Erg was a vessel built and owned by Halifax Steamship Ltd. in 1915. She was used to ferry workers across the harbour to vessels under repair during the Second World War. Erg was sunk in the Halifax Harbour three times and is currently located in the Bedford Basin.

==Early service==
Erg was originally a steam tug called Sambro and was built by the Halifax Shipyard in 1915. She was one of the earliest steel vessels to be built in Halifax. Sambro was 55 feet long and almost 15 feet wide, with a depth of 7 feet and her maximum tonnage was 28. The tug was originally sunk during the Halifax Explosion of 1917. In 1927, Sambro was raised out of the harbour and was converted from steam to diesel, being given a 4 horsepower engine. With this change, the tug was given a new name and a new purpose. The vessel was renamed Erg and was used as a transport tug, ferrying workers and their equipment from the shipyard to vessels under repair.

==Wartime harbour==
Halifax Harbour was an extremely busy port during the Second World War. Because of this, navigational dangers increased with the congestion in the harbour. The Naval Service of Canada, which kept records of the activity in the harbour, advised that from 1940 to 1943, there were at least 12 vessels involved in accidents within Halifax Harbour. Vessels such as Camperdown, Claire Lilley and Nueva Indalucia ran aground, whereas others such as Otter, and Trongate caught fire and sank (or, in the case of Trongate, was made to sink as the flames were completely out of control). In 1940, Herbidean was sunk by the British ship Esmond; a forerunner to the fate of Erg.

==Wreck==
On July 6, 1943, Erg was carrying workers and equipment (air compressors and electric generators) through the fog and rain, when she was run down by a Norwegian freighter – a steamship named Norelg (See Convoy SC 94 for more information on this ship). The tug immediately began sinking and as a result, 19 men lost their lives. On July 19, the Royal Canadian Navy utilized the floating crane Lord Kitchener to raise the wreck of Erg so the bodies of the deceased could be recovered. Only 10 bodies were discovered and removed from the wreck. Ergs sinking was and still is considered one of the worst accidents to have taken place in the Halifax Harbour and is the greatest loss of life in regards to a shipwreck within these waters.

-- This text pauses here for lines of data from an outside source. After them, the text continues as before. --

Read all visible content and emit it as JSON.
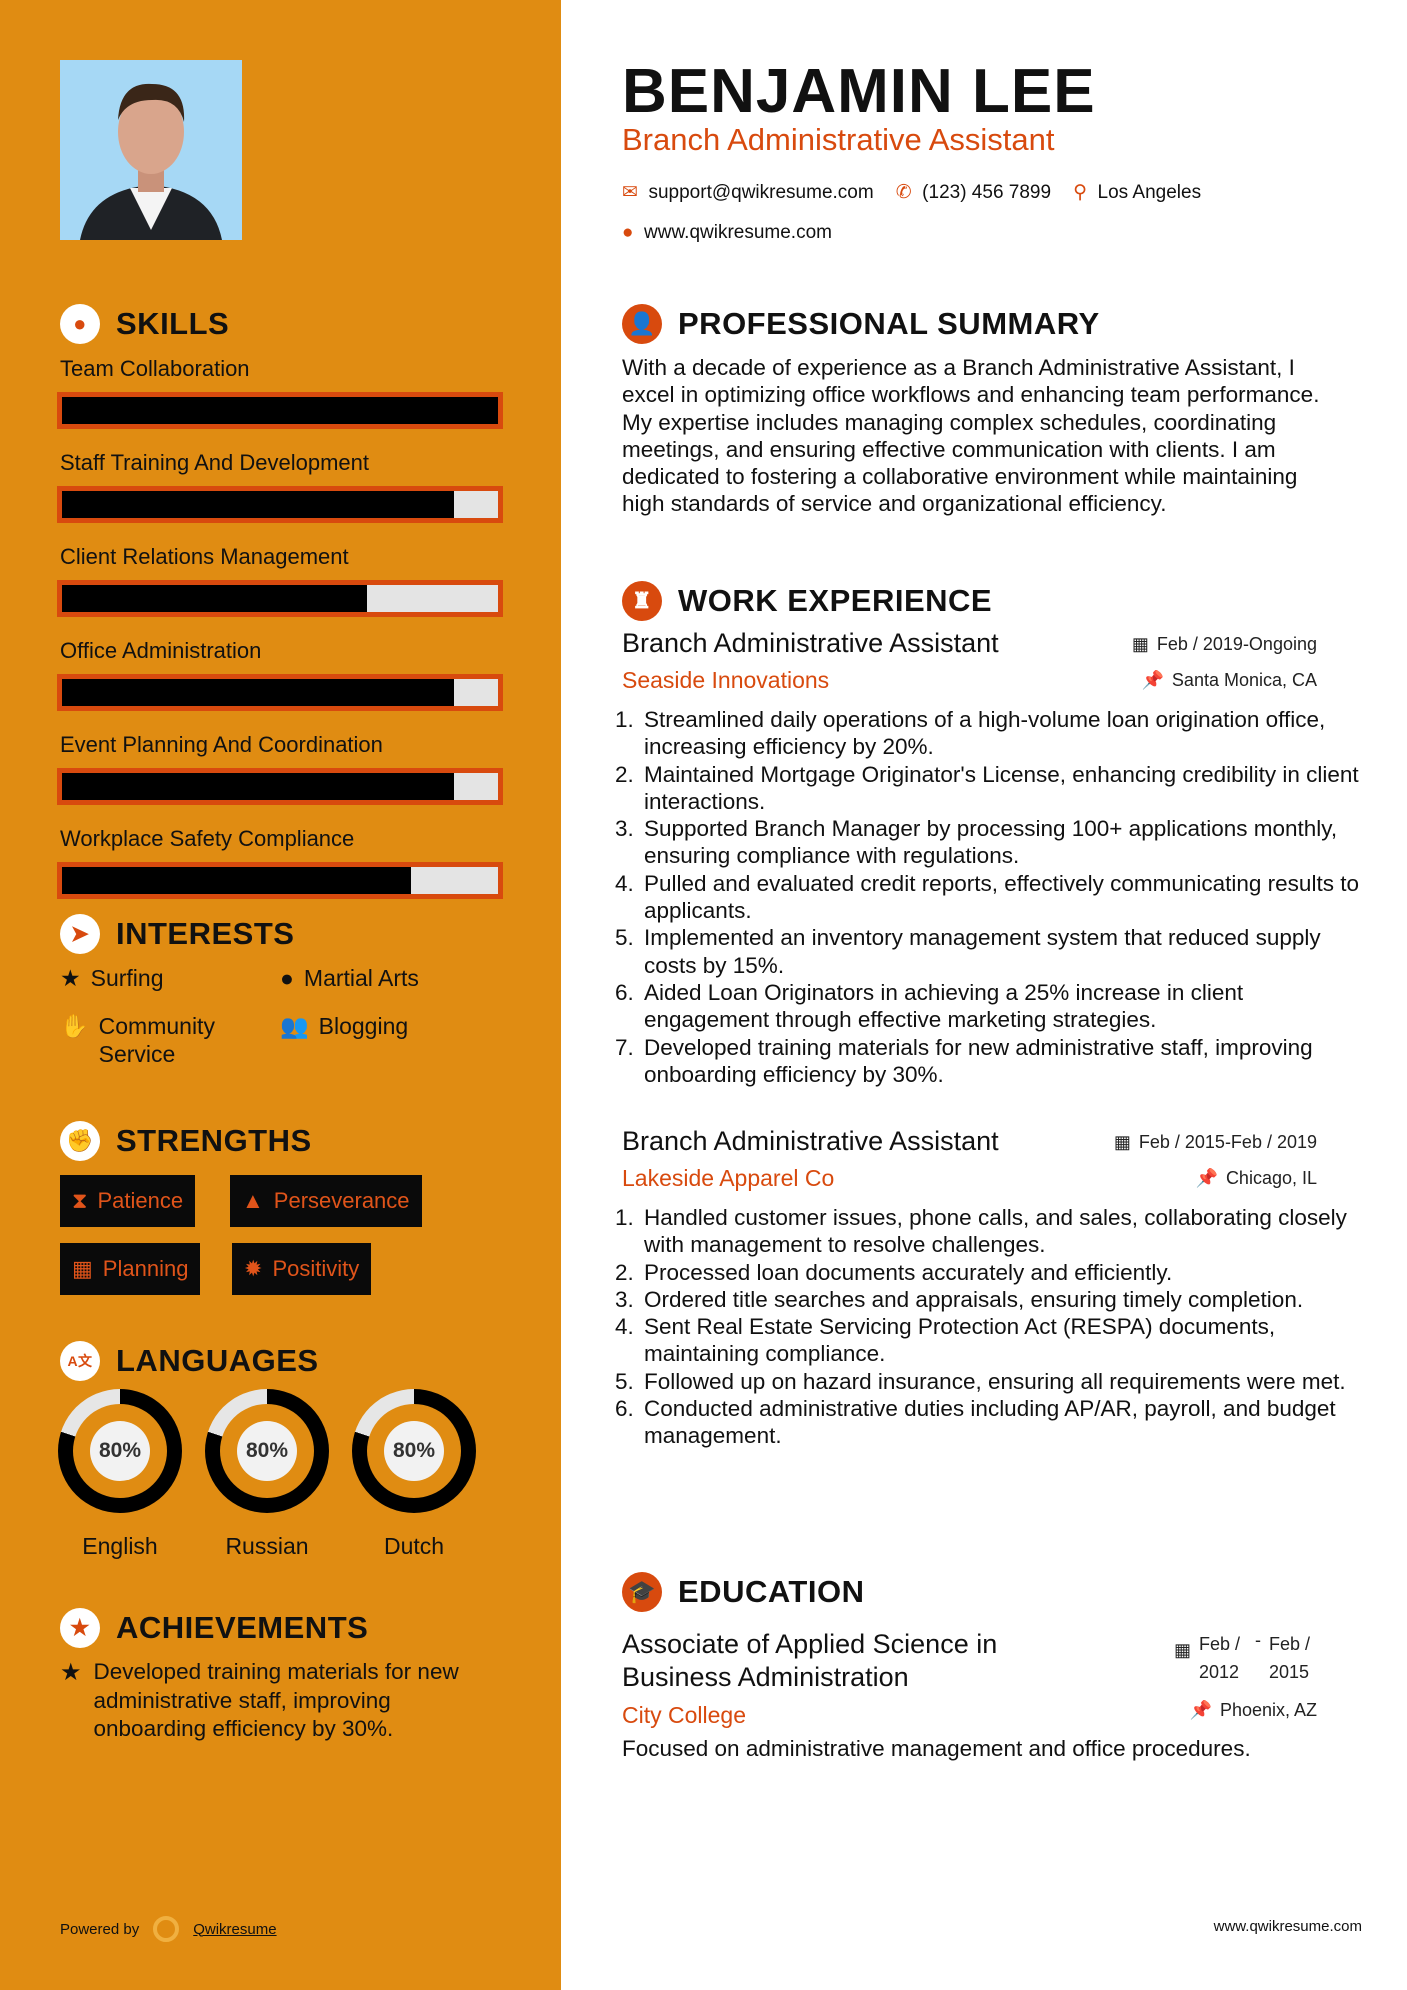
{
  "header": {
    "name": "BENJAMIN LEE",
    "title": "Branch Administrative Assistant",
    "email": "support@qwikresume.com",
    "phone": "(123) 456 7899",
    "location": "Los Angeles",
    "website": "www.qwikresume.com"
  },
  "colors": {
    "sidebar": "#E08C12",
    "accent": "#D84A0E",
    "bar_fill": "#000000",
    "bar_empty": "#E4E4E4"
  },
  "skills": {
    "heading": "SKILLS",
    "items": [
      {
        "label": "Team Collaboration",
        "percent": 100
      },
      {
        "label": "Staff Training And Development",
        "percent": 90
      },
      {
        "label": "Client Relations Management",
        "percent": 70
      },
      {
        "label": "Office Administration",
        "percent": 90
      },
      {
        "label": "Event Planning And Coordination",
        "percent": 90
      },
      {
        "label": "Workplace Safety Compliance",
        "percent": 80
      }
    ]
  },
  "interests": {
    "heading": "INTERESTS",
    "items": [
      {
        "label": "Surfing",
        "icon": "star-icon"
      },
      {
        "label": "Martial Arts",
        "icon": "globe-icon"
      },
      {
        "label": "Community Service",
        "icon": "hand-icon"
      },
      {
        "label": "Blogging",
        "icon": "users-icon"
      }
    ]
  },
  "strengths": {
    "heading": "STRENGTHS",
    "items": [
      {
        "label": "Patience",
        "icon": "hourglass-icon"
      },
      {
        "label": "Perseverance",
        "icon": "road-icon"
      },
      {
        "label": "Planning",
        "icon": "calendar-icon"
      },
      {
        "label": "Positivity",
        "icon": "sun-icon"
      }
    ]
  },
  "languages": {
    "heading": "LANGUAGES",
    "items": [
      {
        "name": "English",
        "percent": 80,
        "label": "80%"
      },
      {
        "name": "Russian",
        "percent": 80,
        "label": "80%"
      },
      {
        "name": "Dutch",
        "percent": 80,
        "label": "80%"
      }
    ]
  },
  "achievements": {
    "heading": "ACHIEVEMENTS",
    "text": "Developed training materials for new administrative staff, improving onboarding efficiency by 30%."
  },
  "summary": {
    "heading": "PROFESSIONAL SUMMARY",
    "text": "With a decade of experience as a Branch Administrative Assistant, I excel in optimizing office workflows and enhancing team performance. My expertise includes managing complex schedules, coordinating meetings, and ensuring effective communication with clients. I am dedicated to fostering a collaborative environment while maintaining high standards of service and organizational efficiency."
  },
  "work": {
    "heading": "WORK EXPERIENCE",
    "jobs": [
      {
        "title": "Branch Administrative Assistant",
        "company": "Seaside Innovations",
        "dates": "Feb / 2019-Ongoing",
        "location": "Santa Monica, CA",
        "bullets": [
          "Streamlined daily operations of a high-volume loan origination office, increasing efficiency by 20%.",
          "Maintained Mortgage Originator's License, enhancing credibility in client interactions.",
          "Supported Branch Manager by processing 100+ applications monthly, ensuring compliance with regulations.",
          "Pulled and evaluated credit reports, effectively communicating results to applicants.",
          "Implemented an inventory management system that reduced supply costs by 15%.",
          "Aided Loan Originators in achieving a 25% increase in client engagement through effective marketing strategies.",
          "Developed training materials for new administrative staff, improving onboarding efficiency by 30%."
        ]
      },
      {
        "title": "Branch Administrative Assistant",
        "company": "Lakeside Apparel Co",
        "dates": "Feb / 2015-Feb / 2019",
        "location": "Chicago, IL",
        "bullets": [
          "Handled customer issues, phone calls, and sales, collaborating closely with management to resolve challenges.",
          "Processed loan documents accurately and efficiently.",
          "Ordered title searches and appraisals, ensuring timely completion.",
          "Sent Real Estate Servicing Protection Act (RESPA) documents, maintaining compliance.",
          "Followed up on hazard insurance, ensuring all requirements were met.",
          "Conducted administrative duties including AP/AR, payroll, and budget management."
        ]
      }
    ]
  },
  "education": {
    "heading": "EDUCATION",
    "degree": "Associate of Applied Science in Business Administration",
    "school": "City College",
    "start": "Feb / 2012",
    "end": "Feb / 2015",
    "location": "Phoenix, AZ",
    "description": "Focused on administrative management and office procedures."
  },
  "footer": {
    "powered_by": "Powered by",
    "brand": "Qwikresume",
    "website": "www.qwikresume.com"
  }
}
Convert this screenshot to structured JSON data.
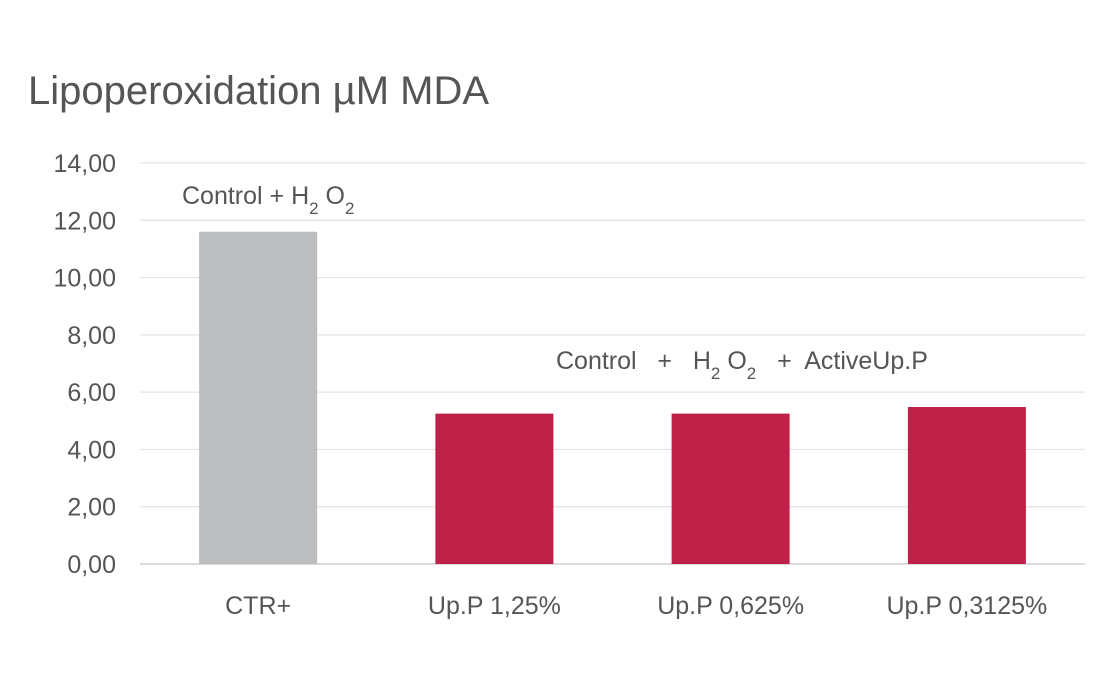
{
  "chart_data": {
    "type": "bar",
    "title": "Lipoperoxidation µM MDA",
    "xlabel": "",
    "ylabel": "",
    "categories": [
      "CTR+",
      "Up.P 1,25%",
      "Up.P 0,625%",
      "Up.P 0,3125%"
    ],
    "values": [
      11.6,
      5.25,
      5.25,
      5.48
    ],
    "ylim": [
      0,
      14
    ],
    "yticks": [
      "0,00",
      "2,00",
      "4,00",
      "6,00",
      "8,00",
      "10,00",
      "12,00",
      "14,00"
    ],
    "grid": true,
    "legend": "none",
    "colors": {
      "control": "#bcbdbf",
      "treatment": "#bf2047",
      "text": "#555555",
      "grid": "#e3e3e3"
    },
    "bar_color_groups": [
      "control",
      "treatment",
      "treatment",
      "treatment"
    ],
    "annotations": {
      "control": {
        "text": "Control + H",
        "sub1": "2",
        "text2": " O",
        "sub2": "2"
      },
      "treatment": {
        "text": "Control   +   H",
        "sub1": "2",
        "text2": " O",
        "sub2": "2",
        "text3": "   +  ActiveUp.P"
      }
    }
  }
}
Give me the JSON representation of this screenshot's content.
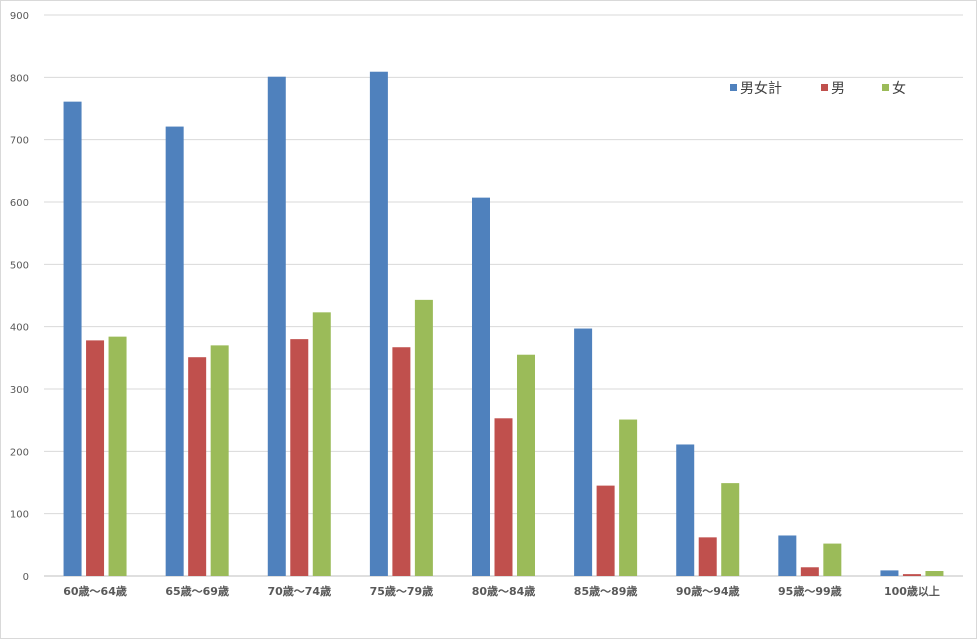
{
  "chart_data": {
    "type": "bar",
    "categories": [
      "60歳～64歳",
      "65歳～69歳",
      "70歳～74歳",
      "75歳～79歳",
      "80歳～84歳",
      "85歳～89歳",
      "90歳～94歳",
      "95歳～99歳",
      "100歳以上"
    ],
    "series": [
      {
        "name": "男女計",
        "color": "#4f81bd",
        "values": [
          761,
          721,
          801,
          809,
          607,
          397,
          211,
          65,
          9
        ]
      },
      {
        "name": "男",
        "color": "#c0504d",
        "values": [
          378,
          351,
          380,
          367,
          253,
          145,
          62,
          14,
          3
        ]
      },
      {
        "name": "女",
        "color": "#9bbb59",
        "values": [
          384,
          370,
          423,
          443,
          355,
          251,
          149,
          52,
          8
        ]
      }
    ],
    "y_ticks": [
      "0",
      "100",
      "200",
      "300",
      "400",
      "500",
      "600",
      "700",
      "800",
      "900"
    ],
    "ylim": [
      0,
      900
    ],
    "grid": true,
    "legend_position": "top-right",
    "title": "",
    "xlabel": "",
    "ylabel": ""
  }
}
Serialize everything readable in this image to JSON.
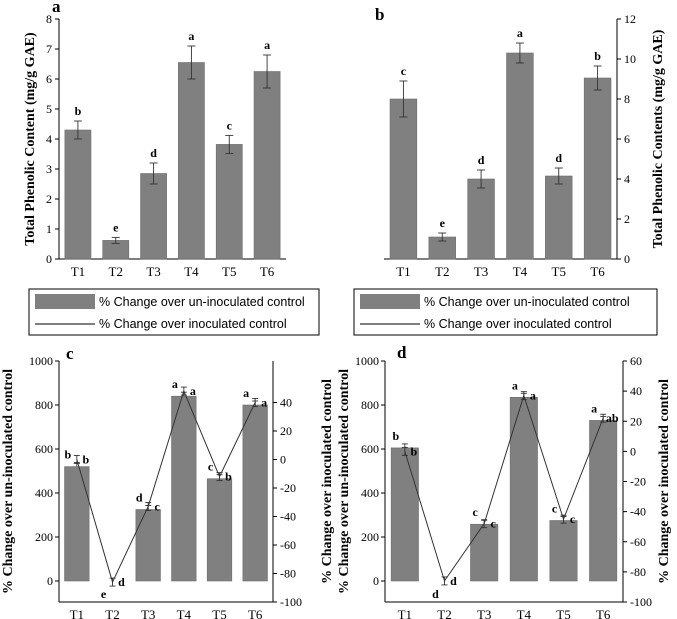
{
  "legend": {
    "bar_label": "% Change over un-inoculated control",
    "line_label": "% Change over inoculated control"
  },
  "chart_data": [
    {
      "panel": "a",
      "type": "bar",
      "categories": [
        "T1",
        "T2",
        "T3",
        "T4",
        "T5",
        "T6"
      ],
      "values": [
        4.3,
        0.62,
        2.85,
        6.55,
        3.82,
        6.25
      ],
      "errors": [
        0.3,
        0.1,
        0.35,
        0.55,
        0.3,
        0.55
      ],
      "letters": [
        "b",
        "e",
        "d",
        "a",
        "c",
        "a"
      ],
      "ylabel": "Total Phenolic Content (mg/g GAE)",
      "ylim": [
        0,
        8
      ],
      "yticks": [
        0,
        1,
        2,
        3,
        4,
        5,
        6,
        7,
        8
      ],
      "y_axis_side": "left"
    },
    {
      "panel": "b",
      "type": "bar",
      "categories": [
        "T1",
        "T2",
        "T3",
        "T4",
        "T5",
        "T6"
      ],
      "values": [
        8.0,
        1.1,
        4.0,
        10.3,
        4.15,
        9.05
      ],
      "errors": [
        0.9,
        0.2,
        0.45,
        0.5,
        0.4,
        0.6
      ],
      "letters": [
        "c",
        "e",
        "d",
        "a",
        "d",
        "b"
      ],
      "ylabel": "Total Phenolic Contents (mg/g GAE)",
      "ylim": [
        0,
        12
      ],
      "yticks": [
        0,
        2,
        4,
        6,
        8,
        10,
        12
      ],
      "y_axis_side": "right"
    },
    {
      "panel": "c",
      "type": "bar+line",
      "categories": [
        "T1",
        "T2",
        "T3",
        "T4",
        "T5",
        "T6"
      ],
      "bar_values": [
        520,
        0,
        325,
        840,
        465,
        800
      ],
      "bar_letters": [
        "b",
        "e",
        "d",
        "a",
        "c",
        "a"
      ],
      "line_values": [
        0,
        -86,
        -33,
        48,
        -12,
        40
      ],
      "line_letters": [
        "b",
        "d",
        "c",
        "a",
        "b",
        "a"
      ],
      "ylabel_left": "% Change over un-inoculated control",
      "ylabel_right": "% Change over inoculated control",
      "ylim_left": [
        0,
        1000
      ],
      "yticks_left": [
        0,
        200,
        400,
        600,
        800,
        1000
      ],
      "ylim_right": [
        -100,
        60
      ],
      "yticks_right": [
        -100,
        -80,
        -60,
        -40,
        -20,
        0,
        20,
        40
      ],
      "yticks_right_shown": [
        -100,
        -80,
        -60,
        -40,
        -20,
        0,
        20,
        40
      ]
    },
    {
      "panel": "d",
      "type": "bar+line",
      "categories": [
        "T1",
        "T2",
        "T3",
        "T4",
        "T5",
        "T6"
      ],
      "bar_values": [
        605,
        0,
        258,
        835,
        275,
        730
      ],
      "bar_letters": [
        "b",
        "d",
        "c",
        "a",
        "c",
        "a"
      ],
      "line_values": [
        0,
        -86,
        -48,
        37,
        -45,
        22
      ],
      "line_letters": [
        "b",
        "d",
        "c",
        "a",
        "c",
        "ab"
      ],
      "ylabel_left": "% Change over un-inoculated control",
      "ylabel_right": "% Change over inoculated control",
      "ylim_left": [
        0,
        1000
      ],
      "yticks_left": [
        0,
        200,
        400,
        600,
        800,
        1000
      ],
      "ylim_right": [
        -100,
        60
      ],
      "yticks_right": [
        -100,
        -80,
        -60,
        -40,
        -20,
        0,
        20,
        40,
        60
      ]
    }
  ]
}
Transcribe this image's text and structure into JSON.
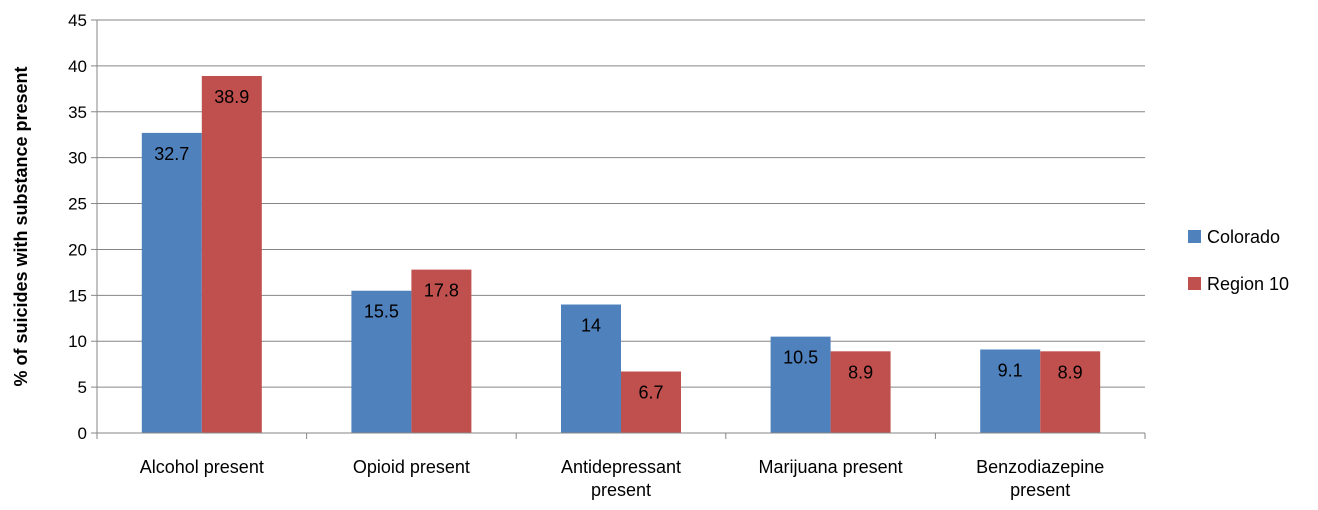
{
  "chart_data": {
    "type": "bar",
    "title": "",
    "xlabel": "",
    "ylabel": "% of suicides with substance present",
    "ylim": [
      0,
      45
    ],
    "yticks": [
      0,
      5,
      10,
      15,
      20,
      25,
      30,
      35,
      40,
      45
    ],
    "grid": true,
    "legend_position": "right",
    "categories": [
      [
        "Alcohol present"
      ],
      [
        "Opioid present"
      ],
      [
        "Antidepressant",
        "present"
      ],
      [
        "Marijuana present"
      ],
      [
        "Benzodiazepine",
        "present"
      ]
    ],
    "series": [
      {
        "name": "Colorado",
        "color": "#4F81BD",
        "values": [
          32.7,
          15.5,
          14,
          10.5,
          9.1
        ]
      },
      {
        "name": "Region 10",
        "color": "#C0504D",
        "values": [
          38.9,
          17.8,
          6.7,
          8.9,
          8.9
        ]
      }
    ]
  }
}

Upon inspection, it was decided that Erg was beyond repair and on August 24, 1943, she was taken to her final resting place and sunk for the third and final time.

==Final resting place==
The Erg shipwreck site was rediscovered in 2001 in the northern part of the Bedford Basin (near Roach Cove) by the Nova Scotia Exploration Society. The site is a protected heritage site and is visited by many divers. Objects which were recovered from Erg, such as the ships' whistle and portholes are currently on display at the Maritime Museum of the Atlantic on Lower Water Street.